Now I have a script that performs the following:

  1. Parse the feed.xml into an array of entries.
  2. Converts each entry into a markdown unordered list using each feed item’s title, link and published date.
  3. Replaced the existing blog section with the new blog entries.

For the GitHub Actions my workflow job needs to:

  1. Checkout the repository.
  2. Setup Python and required modules. Use actions/cache to cache any installed PIPs to improve performance
  3. Update the README.md with the above script.
  4. Commit the README.md file and push any changes.

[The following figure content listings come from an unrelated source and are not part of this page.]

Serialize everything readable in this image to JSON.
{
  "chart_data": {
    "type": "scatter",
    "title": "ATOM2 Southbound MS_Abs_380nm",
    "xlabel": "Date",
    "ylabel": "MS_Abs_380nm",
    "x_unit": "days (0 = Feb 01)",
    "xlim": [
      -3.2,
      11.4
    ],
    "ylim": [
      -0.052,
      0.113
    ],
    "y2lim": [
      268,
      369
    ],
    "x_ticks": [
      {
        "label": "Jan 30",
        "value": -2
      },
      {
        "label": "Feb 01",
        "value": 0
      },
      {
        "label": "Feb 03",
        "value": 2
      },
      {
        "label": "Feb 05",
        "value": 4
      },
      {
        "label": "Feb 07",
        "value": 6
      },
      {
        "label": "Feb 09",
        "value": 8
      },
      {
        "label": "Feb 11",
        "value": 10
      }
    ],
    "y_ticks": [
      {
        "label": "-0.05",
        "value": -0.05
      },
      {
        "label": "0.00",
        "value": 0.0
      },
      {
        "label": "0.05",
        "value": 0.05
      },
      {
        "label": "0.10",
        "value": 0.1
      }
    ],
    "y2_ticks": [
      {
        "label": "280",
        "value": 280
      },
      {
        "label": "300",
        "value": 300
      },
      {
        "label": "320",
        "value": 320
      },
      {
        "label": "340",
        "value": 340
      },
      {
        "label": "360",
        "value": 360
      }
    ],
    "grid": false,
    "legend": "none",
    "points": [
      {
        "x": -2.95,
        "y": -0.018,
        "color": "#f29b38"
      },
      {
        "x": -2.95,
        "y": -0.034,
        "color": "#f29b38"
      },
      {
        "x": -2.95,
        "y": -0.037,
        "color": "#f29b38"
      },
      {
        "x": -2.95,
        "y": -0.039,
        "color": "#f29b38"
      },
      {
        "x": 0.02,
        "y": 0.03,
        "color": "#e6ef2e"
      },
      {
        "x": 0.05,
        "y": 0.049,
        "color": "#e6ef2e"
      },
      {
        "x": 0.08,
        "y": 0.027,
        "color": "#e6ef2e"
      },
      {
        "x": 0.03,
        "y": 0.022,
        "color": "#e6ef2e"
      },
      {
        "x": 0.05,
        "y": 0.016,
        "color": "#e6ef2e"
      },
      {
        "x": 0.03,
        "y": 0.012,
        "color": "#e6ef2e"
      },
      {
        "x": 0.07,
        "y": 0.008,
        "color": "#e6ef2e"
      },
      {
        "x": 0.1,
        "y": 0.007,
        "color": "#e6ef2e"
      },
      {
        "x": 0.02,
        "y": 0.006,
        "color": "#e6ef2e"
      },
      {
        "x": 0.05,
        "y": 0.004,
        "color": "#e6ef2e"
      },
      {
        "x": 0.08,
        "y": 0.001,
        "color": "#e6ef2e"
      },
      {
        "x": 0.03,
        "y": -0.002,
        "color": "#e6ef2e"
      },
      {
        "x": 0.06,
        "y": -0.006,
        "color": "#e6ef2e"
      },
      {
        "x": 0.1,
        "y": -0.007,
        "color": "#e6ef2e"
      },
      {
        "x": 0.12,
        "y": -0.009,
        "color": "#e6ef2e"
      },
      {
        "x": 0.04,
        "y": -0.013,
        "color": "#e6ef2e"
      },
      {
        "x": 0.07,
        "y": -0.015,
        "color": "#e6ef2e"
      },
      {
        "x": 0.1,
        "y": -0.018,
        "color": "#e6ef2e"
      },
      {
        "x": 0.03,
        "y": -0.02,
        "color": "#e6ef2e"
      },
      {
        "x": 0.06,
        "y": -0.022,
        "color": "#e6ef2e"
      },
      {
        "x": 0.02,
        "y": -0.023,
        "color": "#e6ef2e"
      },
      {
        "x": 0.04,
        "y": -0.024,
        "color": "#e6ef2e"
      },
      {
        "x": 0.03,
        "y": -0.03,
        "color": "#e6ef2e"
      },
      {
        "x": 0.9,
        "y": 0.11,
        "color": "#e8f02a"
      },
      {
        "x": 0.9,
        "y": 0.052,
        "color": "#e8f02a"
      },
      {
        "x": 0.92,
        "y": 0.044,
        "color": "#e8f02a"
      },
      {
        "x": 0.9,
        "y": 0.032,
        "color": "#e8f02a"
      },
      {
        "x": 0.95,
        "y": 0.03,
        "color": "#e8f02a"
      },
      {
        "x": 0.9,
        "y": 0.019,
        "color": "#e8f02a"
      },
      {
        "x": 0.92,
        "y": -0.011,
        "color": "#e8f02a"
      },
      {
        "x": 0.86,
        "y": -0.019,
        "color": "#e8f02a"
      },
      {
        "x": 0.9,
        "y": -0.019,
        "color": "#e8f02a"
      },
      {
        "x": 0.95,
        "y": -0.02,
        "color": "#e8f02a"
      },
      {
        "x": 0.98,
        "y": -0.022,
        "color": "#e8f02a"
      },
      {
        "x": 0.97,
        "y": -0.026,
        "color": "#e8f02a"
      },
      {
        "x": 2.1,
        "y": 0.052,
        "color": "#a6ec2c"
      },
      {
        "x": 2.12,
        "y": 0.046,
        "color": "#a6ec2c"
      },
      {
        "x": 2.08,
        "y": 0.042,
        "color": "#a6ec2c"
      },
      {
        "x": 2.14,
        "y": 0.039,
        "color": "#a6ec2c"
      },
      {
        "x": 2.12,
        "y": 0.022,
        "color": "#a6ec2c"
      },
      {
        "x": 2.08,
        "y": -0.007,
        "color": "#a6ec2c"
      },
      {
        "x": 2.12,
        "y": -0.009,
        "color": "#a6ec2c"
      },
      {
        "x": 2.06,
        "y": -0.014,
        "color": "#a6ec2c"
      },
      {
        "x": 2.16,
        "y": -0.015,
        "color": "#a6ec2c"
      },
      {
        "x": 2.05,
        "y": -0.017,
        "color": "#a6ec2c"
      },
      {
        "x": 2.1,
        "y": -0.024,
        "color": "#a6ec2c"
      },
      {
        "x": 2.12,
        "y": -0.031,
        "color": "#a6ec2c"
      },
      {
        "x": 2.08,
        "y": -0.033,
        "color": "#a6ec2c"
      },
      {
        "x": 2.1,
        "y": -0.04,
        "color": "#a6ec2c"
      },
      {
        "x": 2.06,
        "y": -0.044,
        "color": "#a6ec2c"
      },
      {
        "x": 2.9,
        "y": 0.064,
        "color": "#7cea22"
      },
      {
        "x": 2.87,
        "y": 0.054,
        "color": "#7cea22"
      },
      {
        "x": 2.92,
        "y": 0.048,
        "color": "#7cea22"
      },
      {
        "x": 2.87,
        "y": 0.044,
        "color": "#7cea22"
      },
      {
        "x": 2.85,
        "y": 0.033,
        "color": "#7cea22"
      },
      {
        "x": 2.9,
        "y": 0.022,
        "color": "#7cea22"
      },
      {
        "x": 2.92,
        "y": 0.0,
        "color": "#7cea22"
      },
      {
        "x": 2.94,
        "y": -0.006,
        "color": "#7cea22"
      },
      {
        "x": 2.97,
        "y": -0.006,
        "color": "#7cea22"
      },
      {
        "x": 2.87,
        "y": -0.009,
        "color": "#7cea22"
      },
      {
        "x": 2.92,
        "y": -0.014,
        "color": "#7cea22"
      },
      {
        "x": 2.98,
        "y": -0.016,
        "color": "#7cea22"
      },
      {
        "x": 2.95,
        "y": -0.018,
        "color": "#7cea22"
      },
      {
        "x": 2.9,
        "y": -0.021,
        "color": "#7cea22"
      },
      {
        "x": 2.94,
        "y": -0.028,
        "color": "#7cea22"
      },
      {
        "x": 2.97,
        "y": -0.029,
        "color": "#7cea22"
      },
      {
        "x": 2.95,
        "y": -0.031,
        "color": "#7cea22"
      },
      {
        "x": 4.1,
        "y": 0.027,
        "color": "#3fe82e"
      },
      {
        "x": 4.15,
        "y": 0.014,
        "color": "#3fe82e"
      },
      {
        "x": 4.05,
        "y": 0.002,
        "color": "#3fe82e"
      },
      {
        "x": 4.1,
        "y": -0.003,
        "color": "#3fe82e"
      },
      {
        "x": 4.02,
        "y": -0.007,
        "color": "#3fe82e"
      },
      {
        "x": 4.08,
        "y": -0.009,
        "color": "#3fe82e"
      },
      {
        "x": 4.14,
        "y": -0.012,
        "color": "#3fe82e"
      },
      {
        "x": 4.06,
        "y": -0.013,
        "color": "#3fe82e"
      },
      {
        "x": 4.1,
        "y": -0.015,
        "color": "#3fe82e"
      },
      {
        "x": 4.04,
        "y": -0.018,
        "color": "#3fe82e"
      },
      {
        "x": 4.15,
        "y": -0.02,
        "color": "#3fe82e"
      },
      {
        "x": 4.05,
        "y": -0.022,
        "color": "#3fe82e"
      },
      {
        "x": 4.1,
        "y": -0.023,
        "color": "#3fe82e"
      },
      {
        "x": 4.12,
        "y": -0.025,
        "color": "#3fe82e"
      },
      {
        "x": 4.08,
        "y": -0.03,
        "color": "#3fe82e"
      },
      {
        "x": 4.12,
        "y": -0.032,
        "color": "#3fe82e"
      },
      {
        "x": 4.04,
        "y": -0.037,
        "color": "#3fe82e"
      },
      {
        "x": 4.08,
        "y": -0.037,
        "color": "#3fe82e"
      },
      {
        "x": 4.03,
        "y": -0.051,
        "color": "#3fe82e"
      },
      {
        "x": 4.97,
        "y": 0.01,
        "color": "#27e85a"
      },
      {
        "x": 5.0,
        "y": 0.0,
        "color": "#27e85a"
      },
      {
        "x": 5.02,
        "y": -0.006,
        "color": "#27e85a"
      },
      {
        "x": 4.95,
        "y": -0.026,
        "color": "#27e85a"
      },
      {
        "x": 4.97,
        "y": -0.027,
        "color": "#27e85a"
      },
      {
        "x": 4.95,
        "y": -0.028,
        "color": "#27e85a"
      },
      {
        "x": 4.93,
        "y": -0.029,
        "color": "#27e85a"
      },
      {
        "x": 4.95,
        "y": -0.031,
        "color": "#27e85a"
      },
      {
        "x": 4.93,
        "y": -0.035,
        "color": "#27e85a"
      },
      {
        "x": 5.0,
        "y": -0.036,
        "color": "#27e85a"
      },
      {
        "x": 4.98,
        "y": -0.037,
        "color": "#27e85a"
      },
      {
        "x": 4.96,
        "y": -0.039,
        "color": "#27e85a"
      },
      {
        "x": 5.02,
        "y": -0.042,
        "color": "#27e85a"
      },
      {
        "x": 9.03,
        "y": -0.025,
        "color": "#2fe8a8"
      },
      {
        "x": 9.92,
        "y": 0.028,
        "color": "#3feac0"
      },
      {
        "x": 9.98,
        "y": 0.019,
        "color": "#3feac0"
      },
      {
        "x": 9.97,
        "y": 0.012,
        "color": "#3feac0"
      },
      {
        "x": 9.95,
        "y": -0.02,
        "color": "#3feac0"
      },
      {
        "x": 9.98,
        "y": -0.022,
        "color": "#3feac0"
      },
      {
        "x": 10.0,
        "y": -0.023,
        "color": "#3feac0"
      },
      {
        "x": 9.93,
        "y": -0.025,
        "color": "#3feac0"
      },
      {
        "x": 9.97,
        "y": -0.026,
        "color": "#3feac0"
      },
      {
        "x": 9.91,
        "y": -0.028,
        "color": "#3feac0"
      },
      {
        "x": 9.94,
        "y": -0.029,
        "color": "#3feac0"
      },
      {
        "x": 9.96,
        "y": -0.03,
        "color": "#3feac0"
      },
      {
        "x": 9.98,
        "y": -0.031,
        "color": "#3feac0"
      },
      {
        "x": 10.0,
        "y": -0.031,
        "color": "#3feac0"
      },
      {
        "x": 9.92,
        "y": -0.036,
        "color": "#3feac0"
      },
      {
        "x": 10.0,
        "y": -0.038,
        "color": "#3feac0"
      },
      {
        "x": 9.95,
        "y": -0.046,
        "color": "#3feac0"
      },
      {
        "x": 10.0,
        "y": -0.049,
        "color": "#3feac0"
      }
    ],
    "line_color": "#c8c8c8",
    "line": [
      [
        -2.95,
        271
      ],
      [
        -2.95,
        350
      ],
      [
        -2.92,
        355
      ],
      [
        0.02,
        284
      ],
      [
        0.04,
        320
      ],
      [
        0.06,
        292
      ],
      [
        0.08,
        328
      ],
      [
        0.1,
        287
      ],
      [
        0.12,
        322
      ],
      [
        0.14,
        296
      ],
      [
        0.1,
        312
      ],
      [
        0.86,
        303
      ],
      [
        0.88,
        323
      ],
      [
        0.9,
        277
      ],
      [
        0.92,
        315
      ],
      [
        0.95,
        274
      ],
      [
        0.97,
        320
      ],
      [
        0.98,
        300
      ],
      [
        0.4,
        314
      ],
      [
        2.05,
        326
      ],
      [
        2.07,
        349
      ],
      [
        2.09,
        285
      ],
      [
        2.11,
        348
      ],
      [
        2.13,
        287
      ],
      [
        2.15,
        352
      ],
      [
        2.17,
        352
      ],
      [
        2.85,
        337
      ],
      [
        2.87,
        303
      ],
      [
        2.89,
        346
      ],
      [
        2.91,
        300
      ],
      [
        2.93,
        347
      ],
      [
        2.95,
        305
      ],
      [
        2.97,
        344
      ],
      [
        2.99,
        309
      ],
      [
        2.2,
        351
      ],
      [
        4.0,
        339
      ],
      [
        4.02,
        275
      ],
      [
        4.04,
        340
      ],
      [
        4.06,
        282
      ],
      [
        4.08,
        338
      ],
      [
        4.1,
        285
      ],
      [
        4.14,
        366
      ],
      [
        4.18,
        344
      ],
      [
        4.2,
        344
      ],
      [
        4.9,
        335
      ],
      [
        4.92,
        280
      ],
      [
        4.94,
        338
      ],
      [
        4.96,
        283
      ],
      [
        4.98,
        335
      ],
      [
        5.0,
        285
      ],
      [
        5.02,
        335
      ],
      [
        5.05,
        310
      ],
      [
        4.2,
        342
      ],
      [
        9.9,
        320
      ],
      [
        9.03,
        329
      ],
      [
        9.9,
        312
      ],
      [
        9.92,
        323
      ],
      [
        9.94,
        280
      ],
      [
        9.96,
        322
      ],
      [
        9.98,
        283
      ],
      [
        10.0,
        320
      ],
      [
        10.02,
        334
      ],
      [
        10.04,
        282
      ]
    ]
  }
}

Under your profile repository go to the Actions panel and create a new workflow. You can choose ready made workflows, but I chose to skip and setup a workflow myself. You then create and commit the generated YAML file in the .github/workflows folder using a suitable name.

Something like this:

# This is a basic workflow to help you get started with Actions

name: CI

# Controls when the workflow will run
on:
  # Triggers the workflow on push request events but only for the main branch
  push:
    branches: [ main ]
  # Triggers the workflow on a cron schedule - daily at 21:43.
  schedule:
    - cron: '43 21 * * *'

  # Allows you to run this workflow manually from the Actions tab
  workflow_dispatch:

# A workflow run is made up of one or more jobs that can run sequentially or in parallel
jobs:
  # This workflow contains a single job called "update"
  update:
    # The type of runner that the job will run on
    runs-on: ubuntu-latest

    # Steps represent a sequence of tasks that will be executed as part of the job
    steps:
      # Checks-out your repository under $GITHUB_WORKSPACE, so your job can access it
      - name: Checkout Repository
        uses: actions/checkout@v2.3.4

      # Sets up Python to run the script.
      - name: Setup Python
        uses: actions/setup-python@v2.2.2
        with:
          python-version: '3.9'

      # Configure caching of installed PIPs to improve performance.
      - name: Cache Python PIPs
        uses: actions/cache@v2.1.6
        with:
          path: ~/.cache/pip
          key: ${{ runner.os }}-pip-${{ hashFiles('**/requirements.txt') }}
          restore-keys: |
            ${{ runner.os }}-pip-

      # Install Python modules listed in requirements.txt
      - name: Install Python requirements
        run: |
          python -m pip install -r requirements.txt

      # Run the script to update the README.md
      - name: Update README
        run: |
          python update_readme.py
          cat README.md

      # Commit any changes found (the || exit 0 skips a git push if nothing to commit)
      - name: Commit Changes
        run: |
          git config user.name github-actions
          git config user.email github-actions@github.com
          git add .
          git commit -m "Updated README.md" || exit 0
          git push

The push of changes only occurs if git commit finds something. The || exit 0 executes when git commit returns a non-zero exit code. Git commit does if there is nothing to commit. Read it like “git commit or exit 0”. When git commit works, it’s 0 exit code means git push will execute.

The workflow runs daily, or whenever I update the repository manually. The workflow_dispatch line allows manual execution from within the GitHub UI.

Overall GitHub Actions has lots of potential. With some awesome actions, so much will be possible.